Further south in Windsor, Kathy Braun and her husband John decorate their home to create the . Their home – located at — has multiple themes throughout the yard – like groupings of farm animals, cats and dogs, polar animals and more. They also have a nativity scene, a plexiglass pond, and even some random “hidden” figures, like a minion.
Braun said her family has always loved Christmas decorations. One of the unique aspects of their display is that there are several vintage blow molds across their lawn of Snoopy, Santa and more. Braun has driven all the way to Omaha to get one that was nine reindeer and a sleigh, which now sits on top of the arches in her driveway.
“They are very nostalgic to us, because our families had blow molds,” she said. “It's kind of what we were used to growing up. You know, you look in the Sears catalog and you'd see blow molds. So that's kind of what we gravitate towards.”
Her Homeowners Association has been supportive of the longer take-down time, and her neighbors have even brought them meals as they decorate for weeks on end. They store the lights in their basement, in their attic in the garage, as well as their third car.
“John has told me that I can't buy any more stuff until we find a different storage solution, because we are full,” Braun said.
She hasn’t done a final count, but last year they had around 63,000 lights and she knows there’s even more this year. Despite this, she said her electricity bill doesn’t see too much of a spike.
“It actually doesn’t increase too horribly bad,” she said. “I won't put a number out there, because this is really our gift to the community. It's not a burden.”
Both Bishop and Braun said they were deeply grateful for the holiday light show by Mike and Tami Medhurst, which stopped doing shows after 2020. The trees on Bishop’s roof came from them, as did the spinning bumper cars at Braun’s house.
“Greeley Griswolds were a huge inspiration to us, because since we moved to Colorado, you know, 12-14 years ago, we'd always gone to their house,” she said. “So we kind of enjoyed that, aspired to that.”
She sees her house as part of the spirit of the holidays. She said the motivation that keeps her family going is all the happy squeals she can hear out of car windows passing by.
“I hope that we become part of their traditions, things that when you grow up as a kid, you look back and say, ‘You remember that one house that we always used to go to?’” she said.
But more than anything else, Braun hopes it fills the hearts of those who need it.
“A woman came last year who had just lost her husband, and this brought her joy,” she said. “I think Christmas lights are just a pure form of joy, and it brings back memories. You're creating memories. And it's just, I don't know, it's special.”
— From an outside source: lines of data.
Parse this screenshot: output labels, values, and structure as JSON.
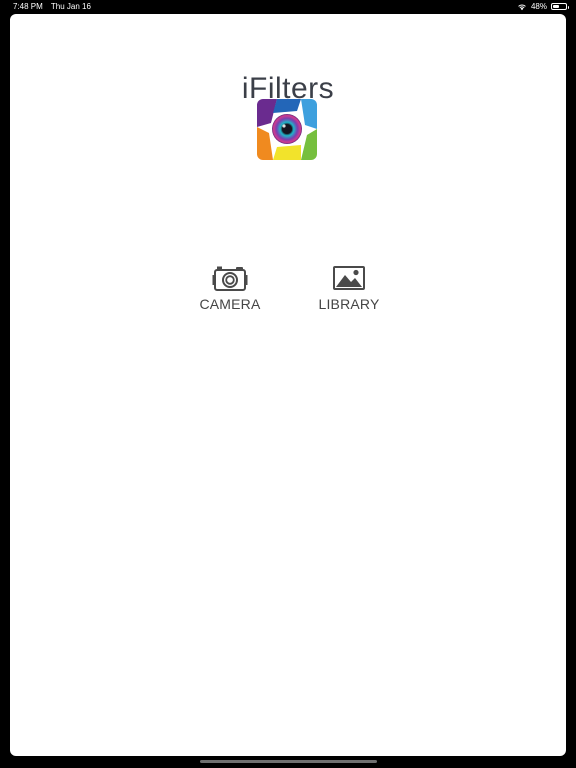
{
  "status_bar": {
    "time": "7:48 PM",
    "date": "Thu Jan 16",
    "battery_percent": "48%",
    "battery_level": 0.48,
    "wifi_icon": "wifi-icon",
    "battery_icon": "battery-icon"
  },
  "header": {
    "title": "iFilters",
    "logo_icon": "ifilters-logo-aperture-eye"
  },
  "actions": {
    "camera": {
      "label": "CAMERA",
      "icon": "camera-icon"
    },
    "library": {
      "label": "LIBRARY",
      "icon": "photo-library-icon"
    }
  },
  "colors": {
    "background": "#000000",
    "sheet": "#ffffff",
    "title_text": "#3b3f48",
    "label_text": "#454545",
    "icon": "#4a4a4a"
  }
}
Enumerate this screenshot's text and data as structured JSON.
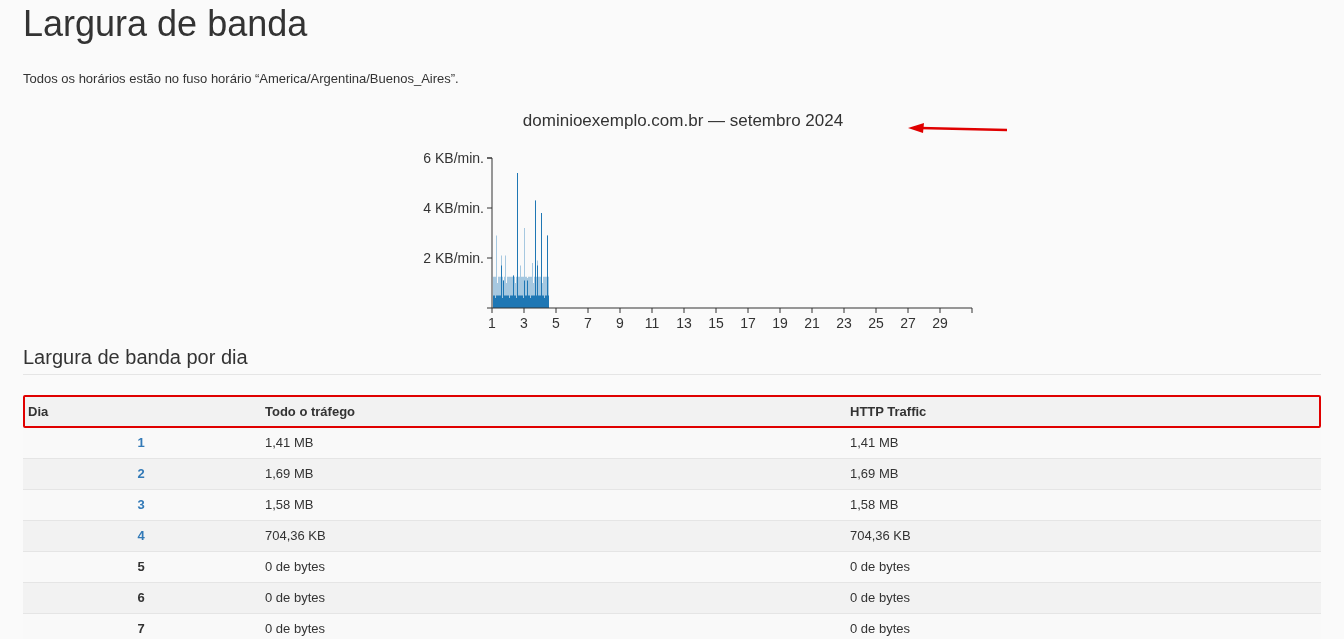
{
  "page": {
    "title": "Largura de banda",
    "timezone_note": "Todos os horários estão no fuso horário “America/Argentina/Buenos_Aires”."
  },
  "chart": {
    "title": "dominioexemplo.com.br — setembro 2024",
    "y_tick_labels": [
      "6 KB/min.",
      "4 KB/min.",
      "2 KB/min."
    ],
    "x_tick_labels": [
      "1",
      "3",
      "5",
      "7",
      "9",
      "11",
      "13",
      "15",
      "17",
      "19",
      "21",
      "23",
      "25",
      "27",
      "29"
    ]
  },
  "section": {
    "title": "Largura de banda por dia"
  },
  "table": {
    "columns": [
      "Dia",
      "Todo o tráfego",
      "HTTP Traffic"
    ],
    "rows": [
      {
        "day": "1",
        "link": true,
        "all": "1,41 MB",
        "http": "1,41 MB"
      },
      {
        "day": "2",
        "link": true,
        "all": "1,69 MB",
        "http": "1,69 MB"
      },
      {
        "day": "3",
        "link": true,
        "all": "1,58 MB",
        "http": "1,58 MB"
      },
      {
        "day": "4",
        "link": true,
        "all": "704,36 KB",
        "http": "704,36 KB"
      },
      {
        "day": "5",
        "link": false,
        "all": "0 de bytes",
        "http": "0 de bytes"
      },
      {
        "day": "6",
        "link": false,
        "all": "0 de bytes",
        "http": "0 de bytes"
      },
      {
        "day": "7",
        "link": false,
        "all": "0 de bytes",
        "http": "0 de bytes"
      }
    ]
  }
}
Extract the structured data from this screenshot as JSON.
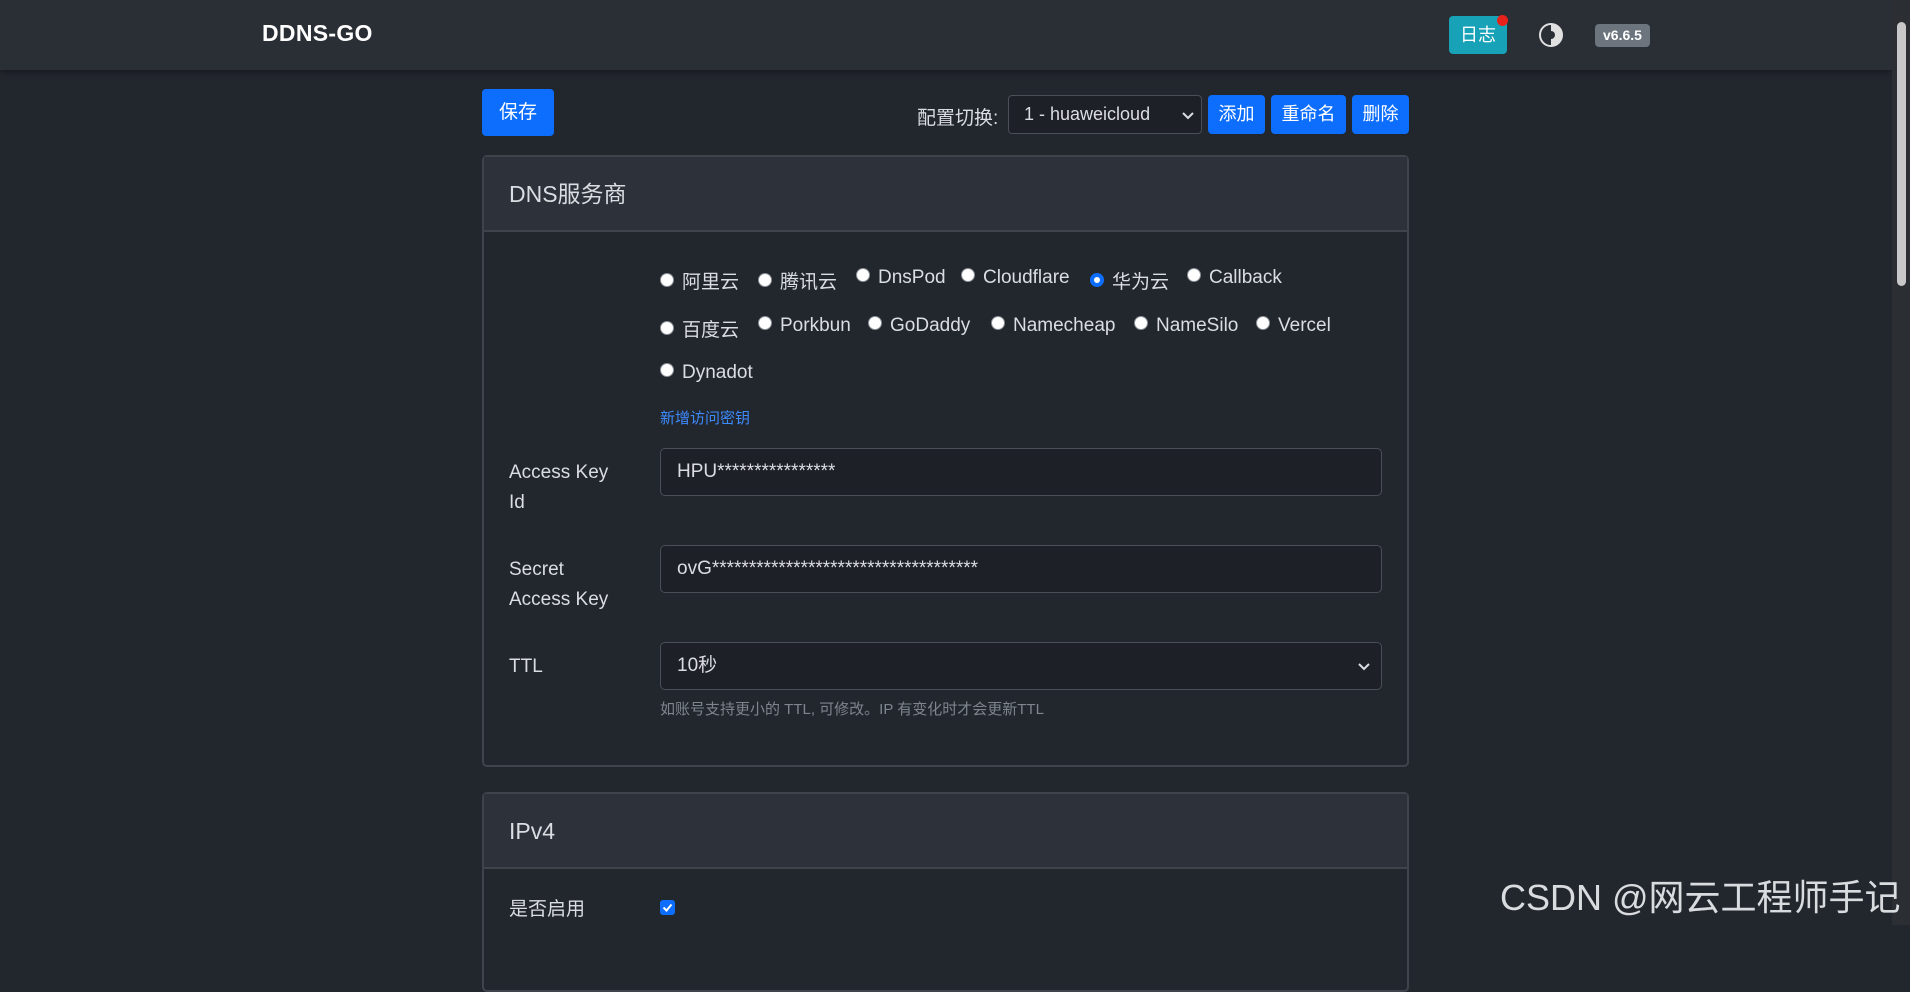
{
  "navbar": {
    "brand": "DDNS-GO",
    "log_label": "日志",
    "version": "v6.6.5"
  },
  "toolbar": {
    "save_label": "保存",
    "switch_label": "配置切换:",
    "config_selected": "1 - huaweicloud",
    "add_label": "添加",
    "rename_label": "重命名",
    "delete_label": "删除"
  },
  "dns_card": {
    "title": "DNS服务商",
    "providers": [
      {
        "label": "阿里云",
        "checked": false
      },
      {
        "label": "腾讯云",
        "checked": false
      },
      {
        "label": "DnsPod",
        "checked": false
      },
      {
        "label": "Cloudflare",
        "checked": false
      },
      {
        "label": "华为云",
        "checked": true
      },
      {
        "label": "Callback",
        "checked": false
      },
      {
        "label": "百度云",
        "checked": false
      },
      {
        "label": "Porkbun",
        "checked": false
      },
      {
        "label": "GoDaddy",
        "checked": false
      },
      {
        "label": "Namecheap",
        "checked": false
      },
      {
        "label": "NameSilo",
        "checked": false
      },
      {
        "label": "Vercel",
        "checked": false
      },
      {
        "label": "Dynadot",
        "checked": false
      }
    ],
    "add_key_link": "新增访问密钥",
    "access_key_id_label_1": "Access Key",
    "access_key_id_label_2": "Id",
    "access_key_id_value": "HPU****************",
    "secret_label_1": "Secret",
    "secret_label_2": "Access Key",
    "secret_value": "ovG************************************",
    "ttl_label": "TTL",
    "ttl_value": "10秒",
    "ttl_help": "如账号支持更小的 TTL, 可修改。IP 有变化时才会更新TTL"
  },
  "ipv4_card": {
    "title": "IPv4",
    "enable_label": "是否启用",
    "enabled": true
  },
  "watermark": "CSDN @网云工程师手记",
  "colors": {
    "primary": "#0d6efd",
    "info": "#17a2b8",
    "background": "#22262d"
  }
}
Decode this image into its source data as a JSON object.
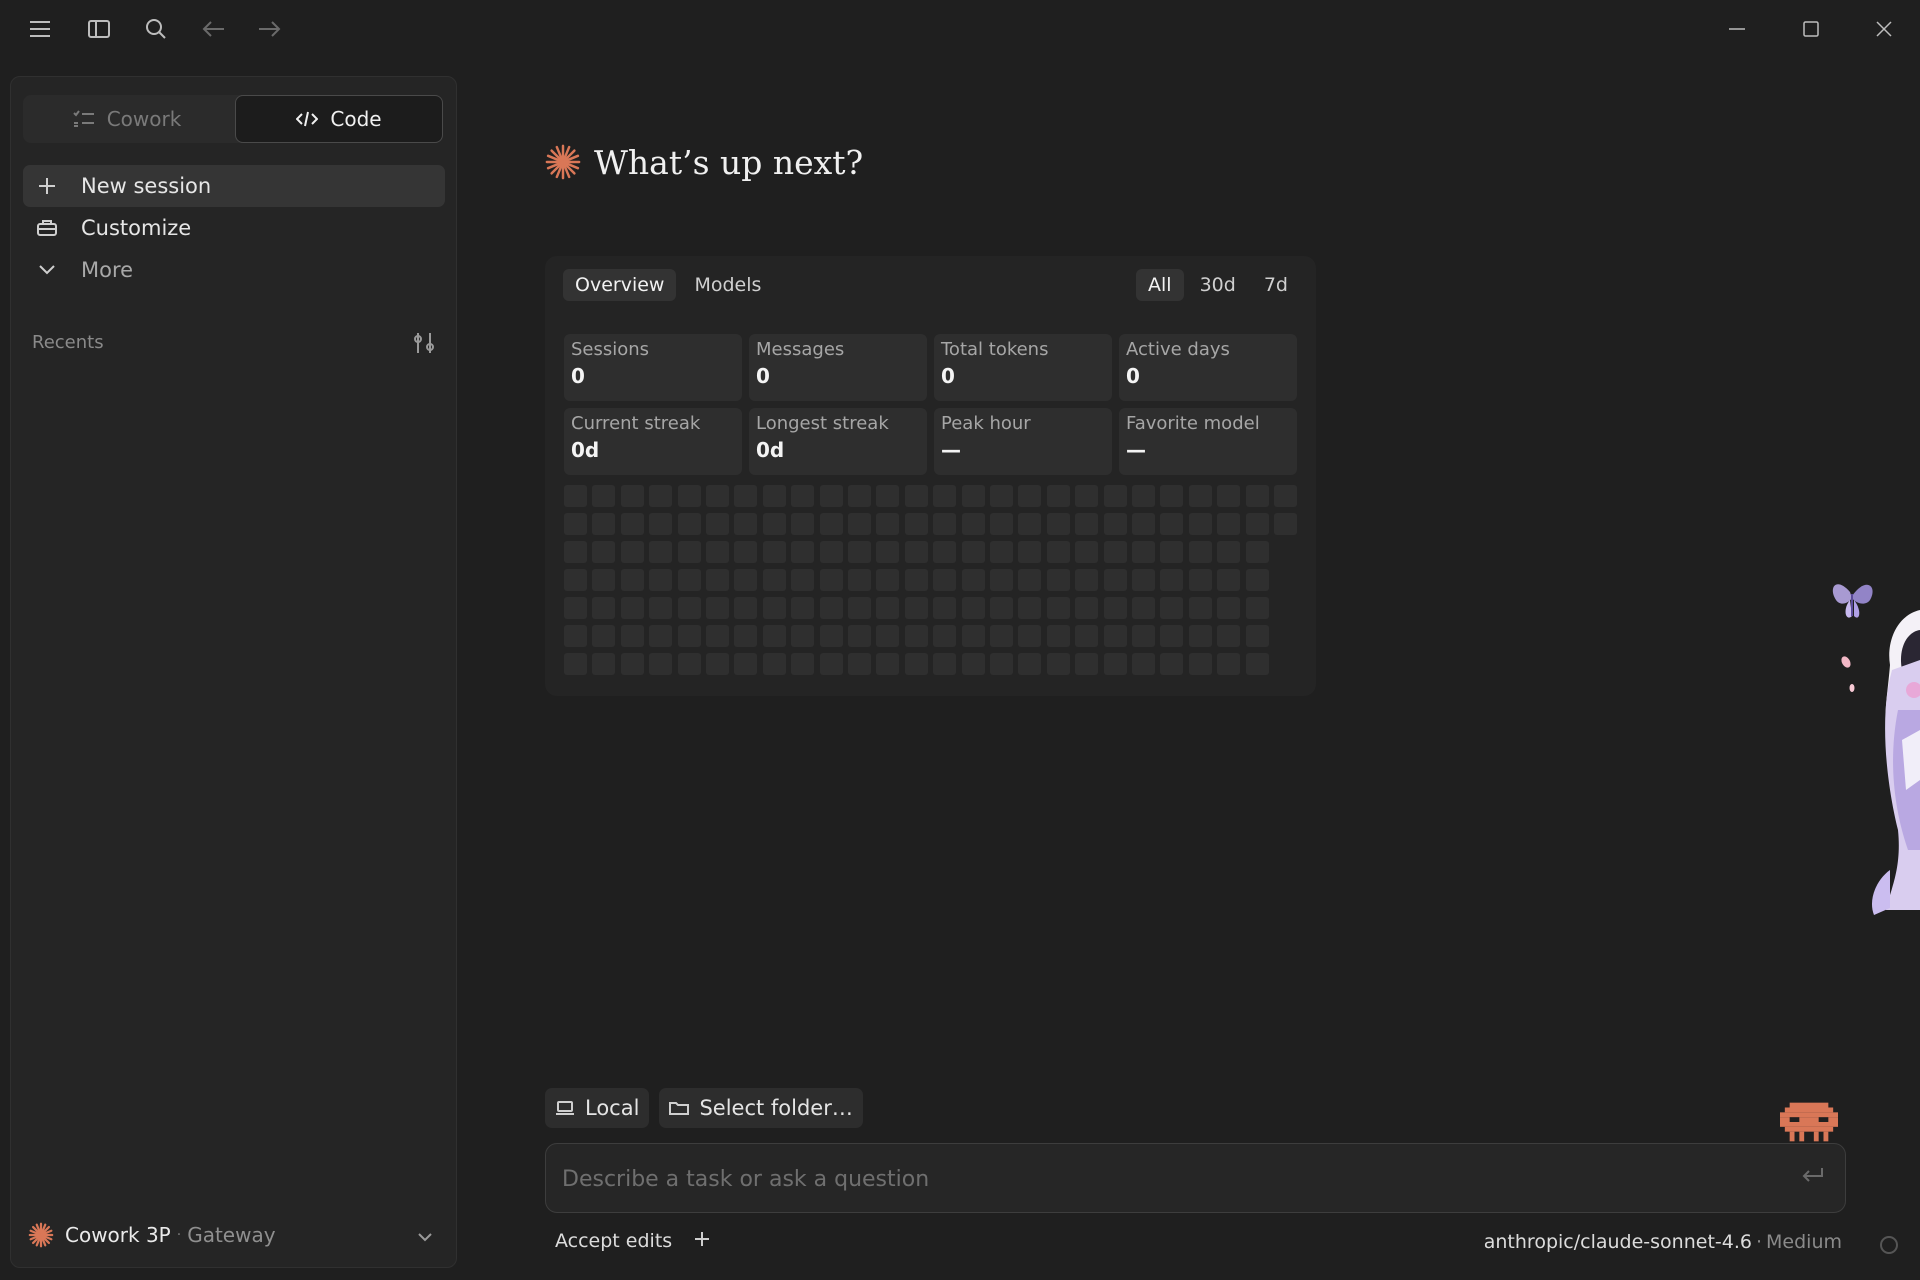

The Bishop Blinkenhaus show starts at 5 p.m. and runs until 9:30 p.m., with each show running around 20 minutes. That happens every night until Jan. 1. The North Pole at Pelican Farms has static lights at 5 p.m. for those who cannot handle the flash, and the official shows start at 5:30 p.m. It runs for 20 minutes with a 10 minute intermission until 10:20. That will occur every night until Jan. 6.